“Eineinhalb Beine über dem Abgrund” – Lustenau steht vor dem Abstieg

Spätestens nach dem Remis bei der WSG Tirol hat Austria Lustenau den Klassenerhalt nicht mehr in der eigenen Hand. Trainer Andreas Heraf hat aber noch “genug” Hoffnung.
Innsbruck Das torlose Remis im Innsbrucker Tivoli sorgte nur bei einem Team für Begeisterung. Thomas Silberberger – der die WSG Tirol zu Saisonende verlassen wird – bekam in der Kabine eine Bierdusche, er führte die Wattener erneut zum Klassenerhalt. Ebenjener rückt für die Lustenauer Austria nach dem 0:0 in ganz weite Ferne. Da die WSG punktete und Blau-Weiß Linz im Parallelspiel den WAC mit 2:0 besiegte, durften gleich zwei Konkurrenten im Kampf um den Bundesliga-Verbleib vorzeitig feiern. Der einzig verbliebene Mitstreiter – der SCR Altach – bewies bereits am Freitag Moral und knöpfte dem Tabellenführer der Qualigruppe, Austria Wien, einen Punkt ab.
Mehr vom Spiel, zu wenig vor dem Tor
“Die Hoffnung stirbt zuletzt. Alle anderen schauen die Tabelle an und denken sich, die sind der Fixabsteiger. Wir als Mannschaft geben die Hoffnung auf, wenn es rechnerisch nicht mehr möglich ist”, meinte Lustenaus Kapitän Pius Grabher nach dem Spiel. Wohl wissend, dass man spätestens jetzt nichts mehr in der eigenen Hand hat.
Gegen die WSG Tirol war Grabhers Austria spielbestimmend. Erstmals hatte man unter Trainer Andreas Heraf mehr Ballbesitz als der Gegner (54,3 Prozent), die Ausrichtung war offensiv.
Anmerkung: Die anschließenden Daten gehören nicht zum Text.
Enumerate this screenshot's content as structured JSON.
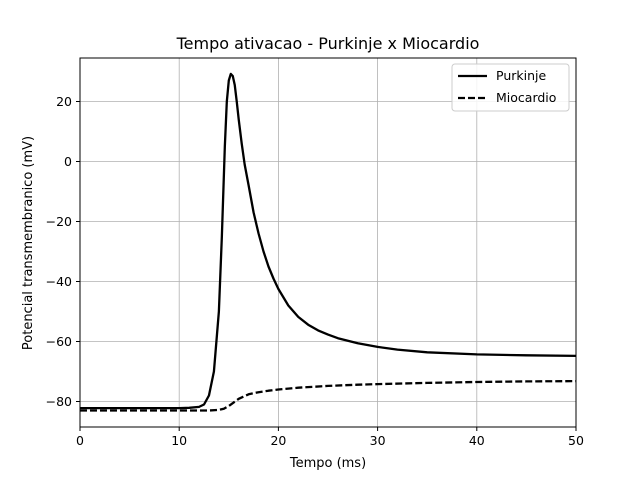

Nur so wirklich Kapital schlagen konnten die Lustenauer aus ihrem Ballbesitz und der Zeit, die ihnen am Ball gewährt wurde, nicht. Man merkte: Wattens musste nicht, Lustenau konnte nicht.
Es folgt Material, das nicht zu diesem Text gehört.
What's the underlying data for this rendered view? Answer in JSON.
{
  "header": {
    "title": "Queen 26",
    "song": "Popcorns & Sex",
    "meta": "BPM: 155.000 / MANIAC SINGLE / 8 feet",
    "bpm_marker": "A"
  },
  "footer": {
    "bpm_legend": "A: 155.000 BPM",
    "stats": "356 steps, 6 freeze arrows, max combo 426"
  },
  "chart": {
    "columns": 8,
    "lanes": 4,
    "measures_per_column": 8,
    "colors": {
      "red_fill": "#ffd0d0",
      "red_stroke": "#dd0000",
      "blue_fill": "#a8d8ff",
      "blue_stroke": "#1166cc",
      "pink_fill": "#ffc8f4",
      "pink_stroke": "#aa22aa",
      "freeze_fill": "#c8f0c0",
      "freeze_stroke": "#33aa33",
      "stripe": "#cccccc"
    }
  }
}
“Ich habe beide Hälften so gesehen, dass wir die bessere Mannschaft waren, dass wir von Anfang an vorne draufgegangen sind, Druck auf den Gegner gemacht haben”, analysierte Heraf. Damit hatte er nicht unrecht. Lustenau war tatsächlich engagierter – aber halt auch viel zu ungefährlich.
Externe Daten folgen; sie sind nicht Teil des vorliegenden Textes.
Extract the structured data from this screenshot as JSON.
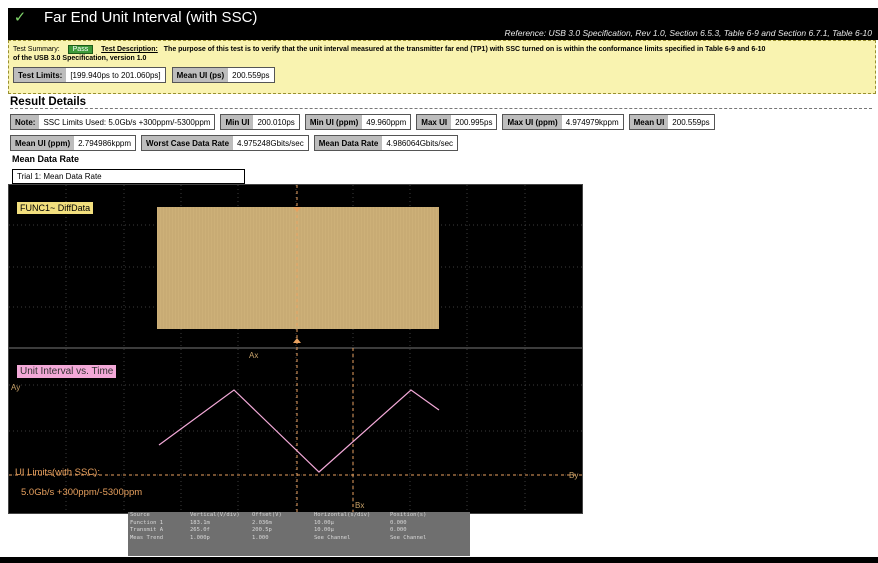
{
  "header": {
    "title": "Far End Unit Interval (with SSC)",
    "reference": "Reference: USB 3.0 Specification, Rev 1.0, Section 6.5.3, Table 6-9 and Section 6.7.1, Table 6-10"
  },
  "summary": {
    "test_summary_label": "Test Summary:",
    "status": "Pass",
    "test_description_label": "Test Description:",
    "description": "The purpose of this test is to verify that the unit interval measured at the transmitter far end (TP1) with SSC turned on is within the conformance limits specified in Table 6-9 and 6-10",
    "description_cont": "of the USB 3.0 Specification, version 1.0",
    "test_limits_label": "Test Limits:",
    "test_limits_value": "[199.940ps to 201.060ps]",
    "mean_ui_label": "Mean UI (ps)",
    "mean_ui_value": "200.559ps"
  },
  "results": {
    "title": "Result Details",
    "row1": [
      {
        "k": "Note:",
        "v": "SSC Limits Used: 5.0Gb/s +300ppm/-5300ppm"
      },
      {
        "k": "Min UI",
        "v": "200.010ps"
      },
      {
        "k": "Min UI (ppm)",
        "v": "49.960ppm"
      },
      {
        "k": "Max UI",
        "v": "200.995ps"
      },
      {
        "k": "Max UI (ppm)",
        "v": "4.974979kppm"
      },
      {
        "k": "Mean UI",
        "v": "200.559ps"
      }
    ],
    "row2": [
      {
        "k": "Mean UI (ppm)",
        "v": "2.794986kppm"
      },
      {
        "k": "Worst Case Data Rate",
        "v": "4.975248Gbits/sec"
      },
      {
        "k": "Mean Data Rate",
        "v": "4.986064Gbits/sec"
      }
    ]
  },
  "mean_data_rate": {
    "label": "Mean Data Rate",
    "trial": "Trial 1: Mean Data Rate"
  },
  "scope": {
    "func1_label": "FUNC1~ DiffData",
    "ui_vs_time_label": "Unit Interval vs. Time",
    "ui_limits_line1": "UI Limits(with SSC):",
    "ui_limits_line2": "5.0Gb/s +300ppm/-5300ppm",
    "cursor_a_label": "Ay",
    "cursor_ax_label": "Ax",
    "cursor_bx_label": "Bx",
    "cursor_by_label": "By",
    "colors": {
      "waveform": "#cdb078",
      "ui_trace": "#f3a9d8",
      "limits": "#e8a15f",
      "grid": "#5a5a5a"
    }
  },
  "readout": {
    "headers": [
      "Source",
      "Vertical(V/div)",
      "Offset(V)",
      "Horizontal(s/div)",
      "Position(s)"
    ],
    "rows": [
      [
        "Function 1",
        "183.1m",
        "2.036m",
        "10.00µ",
        "0.000"
      ],
      [
        "Transmit A",
        "265.0f",
        "200.5p",
        "10.00µ",
        "0.000"
      ],
      [
        "Meas Trend",
        "1.000p",
        "1.000",
        "See Channel",
        "See Channel"
      ]
    ]
  }
}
“Es ist vielleicht die Qualität im Abschluss, die uns zurzeit daran hindert, mehr Punkte zu machen.”
Pius Grabher,
weiß, woran es hapert
“Es ist vielleicht die Qualität im Abschluss, die uns zurzeit daran hindert, mehr Punkte zu machen”, wusste auch Grabher. “Das einzige Problem ist: Der Ball will nicht hinter die Linie. Das müssen wir so hinnehmen, das war auch in den anderen Spielen so, daran müssen wir weiter arbeiten”, so Heraf. Nur: Allzu zwingend waren die Lustenauer Torannäherungen nicht. In der ersten Hälfte blieb man ohne gefährliche Aktion, in Hälfte zwei agierte man etwas zielstrebiger, hatte neben Versuche durch Bobzien (49.), Grabher (51. & 83.) und Fridrikas (62.) eine wirklich gute Chance nach einem Freistoß: Der aufgerückte Matheus Lins verlängerte per Kopf, WSG-Torhüter Stejskal konnte parieren (65.).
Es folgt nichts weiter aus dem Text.